Bats use sound and echolocation to navigate, but they have another trick up their sleeve, researchers say; they use polarized sunlight at sunset to set their internal compass for nighttime use.

The atmosphere scatters sunlight and it becomes polarized, or directional, in patterns determined by the sun's position at it moves across the sky.

The patterns are strongest at sunset and sunrise, in a strip in the sky positioned 90 degrees from the sun.

A number of animals from birds to fish to reptiles can use these patterns for orientation cues, so researchers at British and Israeli universities set out to find if bats had the same capability.

"We had already demonstrated that bats used a magnetic compass that was calibrated by cues observed at sunset," says Richard Holland of Queen's University Belfast. "The question was, what cues? It was known that birds calibrate the magnetic field with the pattern of polarization at sunset, so we tried the same for bats."

It is known how some other creatures do it, he says; specially adapted photoreceptors are present in the eyes of bees, while fish, birds, reptiles and amphibians have all evolved cone cell structures allowing their eyes to detect polarization.

"But we don't know which structure these bats might be using," says Holland.

Working with colleagues at Queen's and at the University of Tel Aviv, Holland gathered 70 greater mouse-eared bats and exposed them to different types of sunset polarization patterns, manipulated by filters on experimental boxes in which the bats were kept.

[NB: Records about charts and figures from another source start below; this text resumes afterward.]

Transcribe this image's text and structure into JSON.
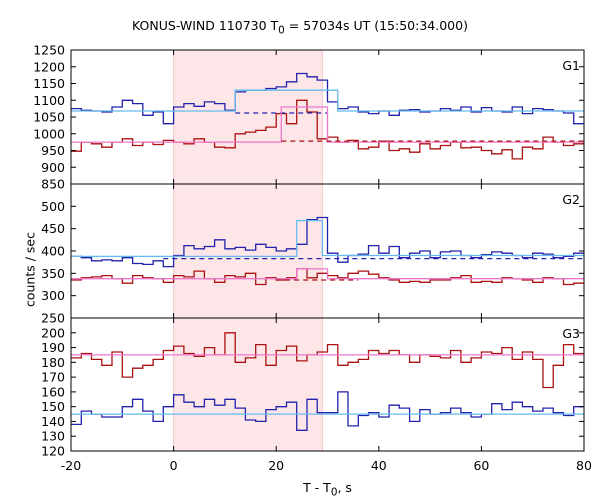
{
  "title": "KONUS-WIND 110730 T",
  "title_sub": "0",
  "title_rest": " = 57034s UT (15:50:34.000)",
  "ylabel": "counts / sec",
  "xlabel": "T - T",
  "xlabel_sub": "0",
  "xlabel_rest": ", s",
  "colors": {
    "blue": "#2222aa",
    "red": "#aa1111",
    "light_blue": "#66bbee",
    "pink": "#ee77cc",
    "shade": "#fde6e8",
    "axis": "#000000"
  },
  "chart_data": [
    {
      "type": "line",
      "panel": "G1",
      "title": "G1",
      "xlim": [
        -20,
        80
      ],
      "ylim": [
        850,
        1250
      ],
      "yticks": [
        850,
        900,
        950,
        1000,
        1050,
        1100,
        1150,
        1200,
        1250
      ],
      "shaded_interval": [
        0,
        29
      ],
      "series": [
        {
          "color": "blue",
          "step": true,
          "x": [
            -20,
            -18,
            -16,
            -14,
            -12,
            -10,
            -8,
            -6,
            -4,
            -2,
            0,
            2,
            4,
            6,
            8,
            10,
            12,
            14,
            16,
            18,
            20,
            22,
            24,
            26,
            28,
            30,
            32,
            34,
            36,
            38,
            40,
            42,
            44,
            46,
            48,
            50,
            52,
            54,
            56,
            58,
            60,
            62,
            64,
            66,
            68,
            70,
            72,
            74,
            76,
            78,
            80
          ],
          "y": [
            1075,
            1070,
            1068,
            1065,
            1080,
            1100,
            1090,
            1055,
            1065,
            1030,
            1080,
            1090,
            1082,
            1095,
            1090,
            1070,
            1125,
            1130,
            1130,
            1135,
            1140,
            1155,
            1180,
            1170,
            1160,
            1095,
            1075,
            1080,
            1065,
            1060,
            1068,
            1055,
            1070,
            1072,
            1065,
            1068,
            1075,
            1070,
            1080,
            1065,
            1078,
            1068,
            1065,
            1080,
            1060,
            1075,
            1072,
            1068,
            1062,
            1030,
            1060
          ]
        },
        {
          "color": "red",
          "step": true,
          "x": [
            -20,
            -18,
            -16,
            -14,
            -12,
            -10,
            -8,
            -6,
            -4,
            -2,
            0,
            2,
            4,
            6,
            8,
            10,
            12,
            14,
            16,
            18,
            20,
            22,
            24,
            26,
            28,
            30,
            32,
            34,
            36,
            38,
            40,
            42,
            44,
            46,
            48,
            50,
            52,
            54,
            56,
            58,
            60,
            62,
            64,
            66,
            68,
            70,
            72,
            74,
            76,
            78,
            80
          ],
          "y": [
            948,
            975,
            970,
            960,
            975,
            985,
            965,
            975,
            968,
            980,
            975,
            970,
            985,
            975,
            960,
            958,
            1000,
            1005,
            1010,
            1020,
            1060,
            1030,
            1100,
            1065,
            985,
            990,
            975,
            980,
            955,
            960,
            978,
            950,
            955,
            945,
            970,
            955,
            965,
            975,
            958,
            960,
            950,
            940,
            952,
            925,
            960,
            955,
            990,
            975,
            965,
            970,
            985
          ]
        },
        {
          "color": "light_blue",
          "step": true,
          "x": [
            -20,
            12,
            32,
            80
          ],
          "y": [
            1068,
            1130,
            1068,
            1068
          ]
        },
        {
          "color": "blue",
          "dashed": true,
          "x": [
            12,
            30
          ],
          "y": [
            1062,
            1062
          ]
        },
        {
          "color": "pink",
          "step": true,
          "x": [
            -20,
            21,
            30,
            80
          ],
          "y": [
            975,
            1080,
            975,
            975
          ]
        },
        {
          "color": "red",
          "dashed": true,
          "x": [
            21,
            80
          ],
          "y": [
            978,
            978
          ]
        }
      ]
    },
    {
      "type": "line",
      "panel": "G2",
      "title": "G2",
      "xlim": [
        -20,
        80
      ],
      "ylim": [
        250,
        550
      ],
      "yticks": [
        250,
        300,
        350,
        400,
        450,
        500
      ],
      "shaded_interval": [
        0,
        29
      ],
      "series": [
        {
          "color": "blue",
          "step": true,
          "x": [
            -20,
            -18,
            -16,
            -14,
            -12,
            -10,
            -8,
            -6,
            -4,
            -2,
            0,
            2,
            4,
            6,
            8,
            10,
            12,
            14,
            16,
            18,
            20,
            22,
            24,
            26,
            28,
            30,
            32,
            34,
            36,
            38,
            40,
            42,
            44,
            46,
            48,
            50,
            52,
            54,
            56,
            58,
            60,
            62,
            64,
            66,
            68,
            70,
            72,
            74,
            76,
            78,
            80
          ],
          "y": [
            388,
            385,
            378,
            380,
            378,
            385,
            372,
            370,
            378,
            365,
            390,
            412,
            405,
            410,
            425,
            405,
            408,
            402,
            415,
            408,
            400,
            405,
            415,
            470,
            475,
            395,
            375,
            390,
            393,
            412,
            395,
            410,
            385,
            395,
            400,
            385,
            398,
            400,
            390,
            385,
            392,
            398,
            395,
            390,
            385,
            395,
            393,
            385,
            388,
            395,
            385
          ]
        },
        {
          "color": "red",
          "step": true,
          "x": [
            -20,
            -18,
            -16,
            -14,
            -12,
            -10,
            -8,
            -6,
            -4,
            -2,
            0,
            2,
            4,
            6,
            8,
            10,
            12,
            14,
            16,
            18,
            20,
            22,
            24,
            26,
            28,
            30,
            32,
            34,
            36,
            38,
            40,
            42,
            44,
            46,
            48,
            50,
            52,
            54,
            56,
            58,
            60,
            62,
            64,
            66,
            68,
            70,
            72,
            74,
            76,
            78,
            80
          ],
          "y": [
            335,
            340,
            342,
            345,
            338,
            328,
            345,
            340,
            338,
            330,
            345,
            342,
            355,
            338,
            330,
            345,
            342,
            350,
            325,
            340,
            335,
            340,
            360,
            340,
            350,
            345,
            340,
            350,
            355,
            348,
            340,
            335,
            330,
            332,
            330,
            335,
            335,
            340,
            345,
            330,
            332,
            330,
            340,
            338,
            335,
            330,
            340,
            338,
            325,
            328,
            322
          ]
        },
        {
          "color": "light_blue",
          "step": true,
          "x": [
            -20,
            24,
            29,
            80
          ],
          "y": [
            388,
            468,
            390,
            390
          ]
        },
        {
          "color": "blue",
          "dashed": true,
          "x": [
            -2,
            80
          ],
          "y": [
            383,
            383
          ]
        },
        {
          "color": "pink",
          "step": true,
          "x": [
            -20,
            24,
            30,
            80
          ],
          "y": [
            338,
            360,
            338,
            338
          ]
        },
        {
          "color": "red",
          "dashed": true,
          "x": [
            20,
            36
          ],
          "y": [
            335,
            335
          ]
        }
      ]
    },
    {
      "type": "line",
      "panel": "G3",
      "title": "G3",
      "xlim": [
        -20,
        80
      ],
      "ylim": [
        120,
        210
      ],
      "yticks": [
        120,
        130,
        140,
        150,
        160,
        170,
        180,
        190,
        200
      ],
      "shaded_interval": [
        0,
        29
      ],
      "series": [
        {
          "color": "red",
          "step": true,
          "x": [
            -20,
            -18,
            -16,
            -14,
            -12,
            -10,
            -8,
            -6,
            -4,
            -2,
            0,
            2,
            4,
            6,
            8,
            10,
            12,
            14,
            16,
            18,
            20,
            22,
            24,
            26,
            28,
            30,
            32,
            34,
            36,
            38,
            40,
            42,
            44,
            46,
            48,
            50,
            52,
            54,
            56,
            58,
            60,
            62,
            64,
            66,
            68,
            70,
            72,
            74,
            76,
            78,
            80
          ],
          "y": [
            183,
            186,
            182,
            178,
            187,
            170,
            176,
            178,
            182,
            188,
            191,
            186,
            184,
            190,
            185,
            200,
            180,
            183,
            192,
            178,
            188,
            191,
            181,
            185,
            187,
            192,
            178,
            180,
            182,
            188,
            186,
            188,
            185,
            180,
            185,
            184,
            183,
            188,
            180,
            183,
            187,
            186,
            190,
            182,
            187,
            182,
            163,
            178,
            192,
            186,
            185
          ]
        },
        {
          "color": "blue",
          "step": true,
          "x": [
            -20,
            -18,
            -16,
            -14,
            -12,
            -10,
            -8,
            -6,
            -4,
            -2,
            0,
            2,
            4,
            6,
            8,
            10,
            12,
            14,
            16,
            18,
            20,
            22,
            24,
            26,
            28,
            30,
            32,
            34,
            36,
            38,
            40,
            42,
            44,
            46,
            48,
            50,
            52,
            54,
            56,
            58,
            60,
            62,
            64,
            66,
            68,
            70,
            72,
            74,
            76,
            78,
            80
          ],
          "y": [
            138,
            147,
            145,
            143,
            143,
            150,
            155,
            147,
            140,
            150,
            158,
            153,
            150,
            155,
            151,
            155,
            149,
            141,
            140,
            148,
            150,
            153,
            134,
            155,
            146,
            146,
            160,
            137,
            144,
            146,
            143,
            151,
            149,
            140,
            148,
            145,
            146,
            149,
            146,
            143,
            145,
            152,
            148,
            153,
            150,
            147,
            149,
            146,
            144,
            150,
            146
          ]
        },
        {
          "color": "pink",
          "x": [
            -20,
            80
          ],
          "y": [
            185,
            185
          ]
        },
        {
          "color": "light_blue",
          "x": [
            -20,
            80
          ],
          "y": [
            145,
            145
          ]
        }
      ]
    }
  ],
  "xaxis": {
    "xlim": [
      -20,
      80
    ],
    "xticks": [
      -20,
      0,
      20,
      40,
      60,
      80
    ]
  }
}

Bats exposed to the manipulated patterns, when released, flew off at a heading exactly 90 degrees from bats that experienced natural polarization patterns, the researchers found.

"By shifting the pattern 90 degrees, we shifted the bats' orientation after sunset (when only the magnetic compass was available) either 90° east or west of the control bats," Holland says. "It shows that the bats calibrate the magnetic field with the pattern of polarization at sunset."

Although the experiment confirmed that bats' use of polarized light, it was unable to determine how they were able to detect the patterns, the researchers acknowledged.

However it's done, it just one more way the bats use to get around in addition to sound, sight, and the Earth's magnetic field, they say.

Echolocation only reaches out about 160 feet from a flying bat, they say, so some other sense or senses must come into play for navigation over longer distances.